Most information has a geographic component when it comes to data and processes. Therefore, businesses have found they miss out on valuable information without a mapping tool as part of a more extensive intelligence suite. For example, teams can provide many insights into a business’s sales performance, territory alignment, customers, and competitors with the right tool. However, achieving these benefits becomes another story despite perceived benefits, requiring teams to understand what they are trying to accomplish and what pain points they are hoping to overcome

In this blog post, we look at defining this type of specialized software and some of the critical use cases where businesses can apply it.

Introduction to Mapping Programs

In definition, this software enables businesses to take data and visualize it in a map format to recognize critical opportunities. Well-designed mapping programs empower users to understand how geography impacts their business and provides a foundation for action. The data is largely similar to what one would find on a spreadsheet and databases. The difference is that mapping programs can display these trends in a way that unlocks this data to improve user understanding and decision-making. Programs may also include options for advanced styling and analysis, including but not limited to heat maps, territory optimization, and more.

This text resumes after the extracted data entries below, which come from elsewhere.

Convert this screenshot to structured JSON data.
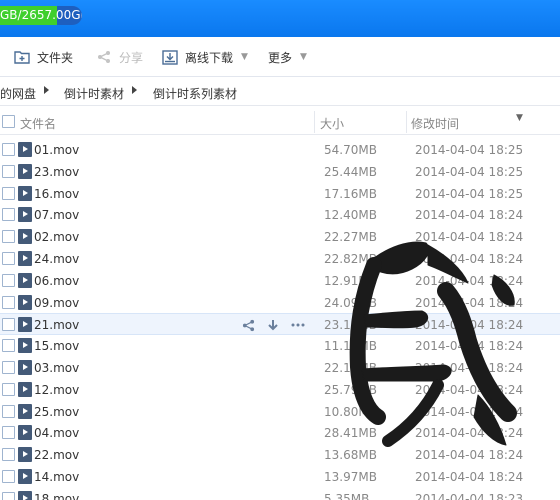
{
  "storage": {
    "quota_text": "GB/2657.00GB",
    "used_fraction": 0.7
  },
  "toolbar": {
    "new_folder": "文件夹",
    "share": "分享",
    "offline_download": "离线下载",
    "more": "更多"
  },
  "breadcrumb": [
    "的网盘",
    "倒计时素材",
    "倒计时系列素材"
  ],
  "columns": {
    "name": "文件名",
    "size": "大小",
    "modified": "修改时间"
  },
  "files": [
    {
      "name": "01.mov",
      "size": "54.70MB",
      "modified": "2014-04-04 18:25"
    },
    {
      "name": "23.mov",
      "size": "25.44MB",
      "modified": "2014-04-04 18:25"
    },
    {
      "name": "16.mov",
      "size": "17.16MB",
      "modified": "2014-04-04 18:25"
    },
    {
      "name": "07.mov",
      "size": "12.40MB",
      "modified": "2014-04-04 18:24"
    },
    {
      "name": "02.mov",
      "size": "22.27MB",
      "modified": "2014-04-04 18:24"
    },
    {
      "name": "24.mov",
      "size": "22.82MB",
      "modified": "2014-04-04 18:24"
    },
    {
      "name": "06.mov",
      "size": "12.91MB",
      "modified": "2014-04-04 18:24"
    },
    {
      "name": "09.mov",
      "size": "24.09MB",
      "modified": "2014-04-04 18:24"
    },
    {
      "name": "21.mov",
      "size": "23.10MB",
      "modified": "2014-04-04 18:24"
    },
    {
      "name": "15.mov",
      "size": "11.13MB",
      "modified": "2014-04-04 18:24"
    },
    {
      "name": "03.mov",
      "size": "22.10MB",
      "modified": "2014-04-04 18:24"
    },
    {
      "name": "12.mov",
      "size": "25.79MB",
      "modified": "2014-04-04 18:24"
    },
    {
      "name": "25.mov",
      "size": "10.80MB",
      "modified": "2014-04-04 18:24"
    },
    {
      "name": "04.mov",
      "size": "28.41MB",
      "modified": "2014-04-04 18:24"
    },
    {
      "name": "22.mov",
      "size": "13.68MB",
      "modified": "2014-04-04 18:24"
    },
    {
      "name": "14.mov",
      "size": "13.97MB",
      "modified": "2014-04-04 18:24"
    },
    {
      "name": "18.mov",
      "size": "5.35MB",
      "modified": "2014-04-04 18:23"
    }
  ],
  "highlighted_row": 8,
  "overlay": {
    "glyph": "民"
  },
  "colors": {
    "accent": "#0a77ee",
    "quota_fill": "#3fcf2e",
    "row_highlight": "#eef4fd"
  }
}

The value of these tools becomes evident when users understand the patterns hidden in the numbers and can share these maps on reports, slideshows, or images for a website. When put into practice, this process only takes a few minutes.

Key Use Cases

Businesses from small start-ups to medium-sized businesses to enterprise-level corporations can benefit from mapping software. Therefore, users of this software spread across several use cases in multiple industries, with some of the most common examples listed below:

Map Business Locations

Mapping software enables businesses to plot the locations of their stores, offices or other physical brick and mortar locations. The resulting maps can help customers find a location and compare progress to competitors by identifying areas that a business might want to explore.

Alternatively, businesses might map locations to see which areas have proper coverage, such as retail outlets or operational facilities. Common questions include the number of customers within a distance of a physical store location. Alternatively, tools that look at demographics can display information about who is visiting each of a business’ store locations.

Sales Optimization

Teams often leverage mapping software to improve their sales territory, to see how they can better balance their team’s workload, drive revenue or maximize profitability. By accurately tracking sales team performance, businesses have supported their current customers better and quickly act on new business areas in real-time.

With a color-coded heat map, teams can see customer density within a geographical location and highlight sales territories with overlays. Together, these pieces of information brought to light areas where teams can improve their return on investment.

Planning Out Improved Client Visits

Sales teams often spend time on the road, visiting current and potential clients to conduct face-to-face meetings about a product or service, answering questions, or building up a brand’s image or presence. Although travel is necessary, it is often expensive, especially as client bases grow.

Mapping software can be increasingly useful for these teams to help route sales teams more efficiently. Teams can use these tools to set a polygon or radius and see all the clients they serve in that area. Next, teams can optimize this visitation sequence to ensure valuable personnel travel the fewest miles and raise the lowest reimbursement costs possible. Although savings may appear small, their impact can be quite substantial when implemented on a grand scale.

Route Mapping

Mapping software is a universal tool that helps benefit small and medium-sized companies. This software enables businesses to optimize route planning for their outside sales teams. With many businesses increasing their focus on sustainability, route mapping for efficiency can also be a great way to achieve an advantage over competitors.

Supply Chain Mapping

Supply chains have become increasingly complex with the number of players in the game. Unfortunately, these networks often have weak points in the manufacturing, delivery, and sales map that have the potential to slow down the end-to-end process greatly.

Businesses can calculate the drive time between multiple locations to optimize their logistics or identify opportunities to reduce expenses with a mapping software tool. Teams can import purchasing data with prices, supplier locations, delivery points, and traditional routes. Businesses may also assign tags and apply filters to create quick reports ready for management viewing.

Commercial Real Estate

Another use case is evident in commercial real estate, where site selection is often a daunting task. Many modern mapping software offerings provide a radius tool or integration with Google Places, enabling users to organize their data to identify the best locations for new business properties. Some tools will look at details, including proximity to other businesses or distance between previous locations.

Conducting Market Research

Competitor research is often a crucial component in determining how your business can stay competitive in terms of demographic appeal and market penetration. Therefore, business mapping software demonstrates broad utility beyond one’s operations and clients. Rather, being successful in a competitive industry requires users to identify fellow competitors and how they are responding to market conditions.

Mapping tools can then provide the basis for teams to identify patterns and gaps at an initial glance. Therefore, as competitors take action, your team becomes well-positioned to capitalize on previously missed opportunities and jump on new opportunities as they arise. For example, teams might use a heat map to show where a district, such as a city, country, or state, is being underserved and where the business should focus its resources next.